Durie 'tells it like it is'. Example 1: Why do Muslims - one in twenty of Denmark's population - comprise the majority of the country's convicted rapists? 2. "Even in non-Muslim societies some Muslims can be aggressive and confrontational in pressing for their rights, and yet take offense when non-Muslims insist on theirs". 3. "The Muslim world has not to this day apologized to non-Muslims for jihad and dhimmitude. Muslims have not confronted their bitter past". 4. "The precedents for violence in Muhammad's life have absolutely no parallels in the life of Christ".

But what about the Old Testament? And the sometimes bloody history of Christianity - forced conversions, Crusades etc? I'd also have wished for more insights from Muslims living in Western countries (like the mysterious U.S.-based Turkish educator Fethullah Gulen, who asserts that "Terrorists are as bad as atheists, and both will go to hell”).

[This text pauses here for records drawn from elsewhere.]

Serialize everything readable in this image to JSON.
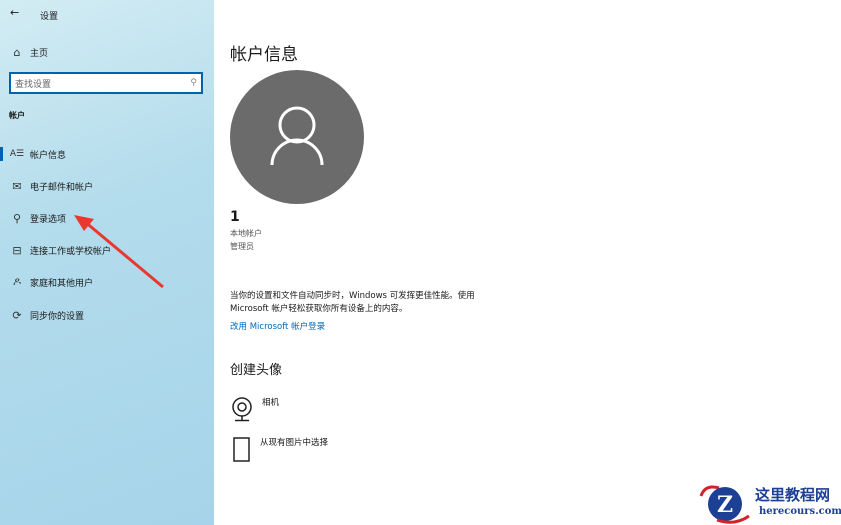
{
  "sidebar": {
    "back_icon": "arrow-left-icon",
    "title": "设置",
    "home": "主页",
    "search_placeholder": "查找设置",
    "section": "帐户",
    "items": [
      {
        "label": "帐户信息",
        "icon": "account-info-icon",
        "active": true
      },
      {
        "label": "电子邮件和帐户",
        "icon": "mail-icon"
      },
      {
        "label": "登录选项",
        "icon": "key-icon"
      },
      {
        "label": "连接工作或学校帐户",
        "icon": "briefcase-icon"
      },
      {
        "label": "家庭和其他用户",
        "icon": "person-icon"
      },
      {
        "label": "同步你的设置",
        "icon": "sync-icon"
      }
    ]
  },
  "main": {
    "title": "帐户信息",
    "user_name": "1",
    "account_type": "本地帐户",
    "role": "管理员",
    "description_line1": "当你的设置和文件自动同步时，Windows 可发挥更佳性能。使用",
    "description_line2": "Microsoft 帐户轻松获取你所有设备上的内容。",
    "ms_link": "改用 Microsoft 帐户登录",
    "create_avatar_title": "创建头像",
    "camera": "相机",
    "browse": "从现有图片中选择"
  },
  "watermark": {
    "name": "这里教程网",
    "url": "herecours.com"
  },
  "colors": {
    "accent": "#0063b1",
    "arrow": "#e8382f"
  }
}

A fascinating chapter links historic Islamic psychology to episodes of rejection in Muhammad's life.

It's a great read: and I learned a lot from chasing many of the excellent footnotes on the Web.

Rowland Croucher

John Mark Ministries

More: http://jmm.aaa.net.au/catalog/keyword/i-12.htm

****

Mark's response:

I have written elsewhere a comparison of violence in the Bible and the Quran, including the Old Testament, but Christian violence was not the subject of this book. The book is also not intended to be a comparison of Christianity and Islam. It would have grossly distorted its presentation to have gone in that direction. One of the problems of the current culture of political correctness and self-inculpation is that one is not allowed to analyse Islam without criticizing Christianity at the same time. Self-inculpation becomes a knee-jerk response. This is debilitating and illogical. Let us give Islam the respect it deserves, and treat it on its own terms. Christian crimes throw no insight on the problem of understanding the dhimma - they are quite irrelevant.

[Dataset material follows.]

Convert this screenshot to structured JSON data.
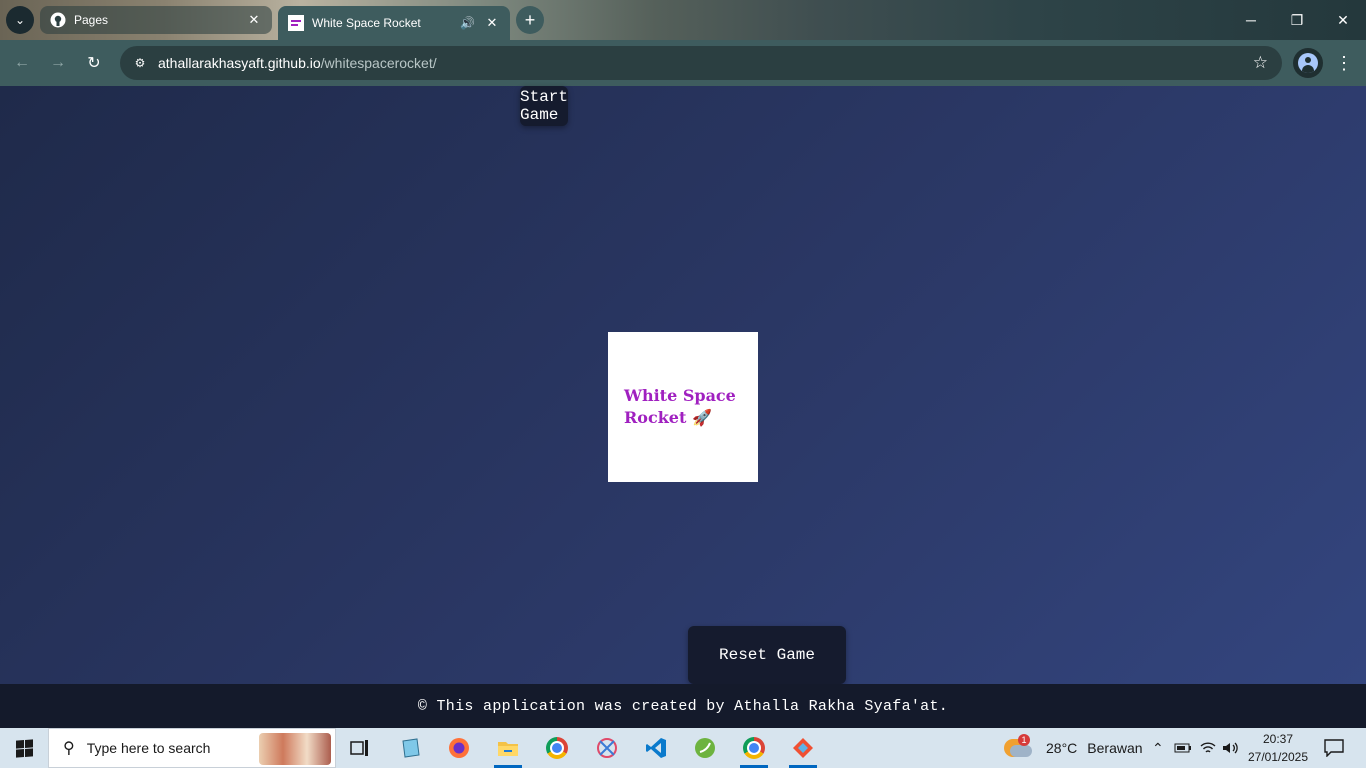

Yes, I could have dealt with the mythology of the crusades as an act of aggression against peaceful Muslims, and referred readers to e.g. Robert Spencer on this. However I already had material like this, e.g. in reference to the Andalusian 'golden age' mythology, and did not really wish to rehash the already widely-available material on the history of Islamic jihad.

In fairness, I did acknowledge the origins of some fo the dhimma laws in the Christian Byzantine legal treatment of the Jews. (I used that comparison with Jesus to help people understand Muhammad, not to try to make an comprehensive comparison of Christianity with Islam).

Fethullah Gulen is by no means a moderate, but a master of taqiyya. He is widely understood to be driving the Islamization of Turkey. I will send you a few articles. There are liberals in the Muslim world, and you are correct, I did not engage with their proposals. This is because of irrelevance. They tend to overlook or downplay the issue of dhimmitude and have little relevant to say about it. In some cases they just lie, for example Tantawi (recently deceased) has a commentary on 9:29 in which he claims past Muslim scholars have shown that dhimmis enjoy equal rights with Muslims. The scholars he cites actually say exactly the opposite. I could have used Tantawi - a 'moderate' of sorts, despite his anti-semitism - as an example of deception and denial, but I already had plenty of that.

In all fairness, I did cite some Muslims who are concerned about the treatment of non-Muslims and have been willing to speak up about it. I have written elsewhere on the issue of "reforming" Islam and the difficulty of achieving this. However the lived reality of non-Muslims under sharia law today shows a trend towards sharia implementation, not liberalization. There is no global liberal Islamic movement comparable, say, to Reform Judaism, only isolated individuals, whose voice is marginal and very existence is threatened.